Webster's 1913 Dictionary

Axe Axe, Axeman Axe"man, etc. See Ax, Axman.

Webster's 1913 Dictionary

Grub Grub, n. 1. (Zo["o]l.) The larva of an insect, especially of a beetle; -- called also grubworm. See Illust. of Goldsmith beetle, under Goldsmith. Yet your butterfly was a grub. --Shak. 2. A short, thick man; a dwarf. [Obs.] --Carew. 3. Victuals; food. [Slang] --Halliwell. Grub ax or axe, a kind of mattock used in grubbing up roots, etc. Grub breaker. Same as Grub hook (below). Grub hoe, a heavy hoe for grubbing. Grub hook, a plowlike implement for uprooting stumps, breaking roots, etc. Grub saw, a handsaw used for sawing marble. Grub Street, a street in London (now called Milton Street), described by Dr. Johnson as ``much inhabited by writers of small histories, dictionaries, and temporary poems, whence any mean production is called grubstreet.'' As an adjective, suitable to, or resembling the production of, Grub Street. I 'd sooner ballads write, and grubstreet lays. --Gap.
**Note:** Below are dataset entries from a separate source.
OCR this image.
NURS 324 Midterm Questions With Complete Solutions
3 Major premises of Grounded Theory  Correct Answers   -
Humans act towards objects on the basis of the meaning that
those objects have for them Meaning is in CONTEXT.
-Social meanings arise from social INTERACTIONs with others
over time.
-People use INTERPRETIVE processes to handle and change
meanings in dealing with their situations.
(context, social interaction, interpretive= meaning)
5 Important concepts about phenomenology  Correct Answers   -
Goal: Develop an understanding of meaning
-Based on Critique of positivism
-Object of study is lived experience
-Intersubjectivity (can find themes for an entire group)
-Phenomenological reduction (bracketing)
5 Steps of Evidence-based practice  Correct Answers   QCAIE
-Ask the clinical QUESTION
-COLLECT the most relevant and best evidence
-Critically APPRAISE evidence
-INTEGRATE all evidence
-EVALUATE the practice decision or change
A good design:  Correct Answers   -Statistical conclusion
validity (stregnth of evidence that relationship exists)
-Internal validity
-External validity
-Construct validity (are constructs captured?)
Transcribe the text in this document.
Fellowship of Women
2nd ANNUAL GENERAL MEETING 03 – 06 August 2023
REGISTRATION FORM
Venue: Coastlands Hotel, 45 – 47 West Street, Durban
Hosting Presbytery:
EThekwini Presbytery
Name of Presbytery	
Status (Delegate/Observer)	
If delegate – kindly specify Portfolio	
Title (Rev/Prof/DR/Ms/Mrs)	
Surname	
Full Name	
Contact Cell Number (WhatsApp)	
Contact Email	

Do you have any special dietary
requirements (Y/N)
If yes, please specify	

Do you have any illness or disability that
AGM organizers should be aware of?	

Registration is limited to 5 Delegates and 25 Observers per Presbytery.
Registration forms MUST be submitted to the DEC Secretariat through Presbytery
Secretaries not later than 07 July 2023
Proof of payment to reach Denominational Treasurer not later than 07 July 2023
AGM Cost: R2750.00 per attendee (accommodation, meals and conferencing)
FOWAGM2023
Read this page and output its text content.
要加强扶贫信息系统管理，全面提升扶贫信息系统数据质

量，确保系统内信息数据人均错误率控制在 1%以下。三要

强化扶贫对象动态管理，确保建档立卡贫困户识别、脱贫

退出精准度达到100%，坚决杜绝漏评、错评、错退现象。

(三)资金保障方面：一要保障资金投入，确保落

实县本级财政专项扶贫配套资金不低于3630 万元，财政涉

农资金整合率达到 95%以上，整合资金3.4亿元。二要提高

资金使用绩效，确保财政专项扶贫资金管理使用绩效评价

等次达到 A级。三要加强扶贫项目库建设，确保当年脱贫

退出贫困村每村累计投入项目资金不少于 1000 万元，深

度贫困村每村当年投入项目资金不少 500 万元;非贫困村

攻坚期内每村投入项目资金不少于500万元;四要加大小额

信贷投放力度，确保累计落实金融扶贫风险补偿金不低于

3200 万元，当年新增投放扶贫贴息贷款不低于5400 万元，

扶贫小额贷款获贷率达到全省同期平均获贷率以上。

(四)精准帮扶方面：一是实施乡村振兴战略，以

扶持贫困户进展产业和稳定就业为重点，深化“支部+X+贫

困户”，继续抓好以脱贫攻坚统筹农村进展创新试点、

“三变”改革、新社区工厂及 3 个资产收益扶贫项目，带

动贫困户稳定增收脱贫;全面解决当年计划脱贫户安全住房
Collin's Cobuild Dictionary

(axes, axing, axed) Note: in AM, use 'ax' 1. An axe is a tool used for cutting wood. It consists of a heavy metal blade which is sharp at one edge and attached by its other edge to the end of a long handle. N-COUNT 2. If someone's job or something such as a public service or a television programme is axed, it is ended suddenly and without discussion. Community projects are being axed by hard-pressed social services departments. = cut VERB: usu passive, be V-ed 3. If a person or institution is facing the axe, that person is likely to lose their job or that institution is likely to be closed, usually in order to save money. (JOURNALISM) N-SING: the N 4. If someone has an axe to grind, they are doing something for selfish reasons. (INFORMAL) He seems like a decent bloke and I've got no axe to grind with him. PHRASE: V inflects [disapproval]

Easton's Bible Dictionary

used in the Authorized Version of Deut. 19:5; 20:19; 1 Kings 6:7, as the translation of a Hebrew word which means "chopping." It was used for felling trees (Isa. 10:34) and hewing timber for building. It is the rendering of a different word in Judg. 9:48, 1 Sam. 13:20, 21, Ps. 74:5, which refers to its sharpness. In 2 Kings 6:5 it is the translation of a word used with reference to its being made of iron. In Isa. 44:12 the Revised Version renders by "axe" the Hebrew _maatsad_, which means a "hewing" instrument. In the Authorized Version it is rendered "tongs." It is also used in Jer. 10:3, and rendered "axe." The "battle-axe" (army of Medes and Persians) mentioned in Jer. 51:20 was probably, as noted in the margin of the Revised Version, a "maul" or heavy mace. In Ps. 74:6 the word so rendered means "feller." (See the figurative expression in Matt. 3:10; Luke 3:9.)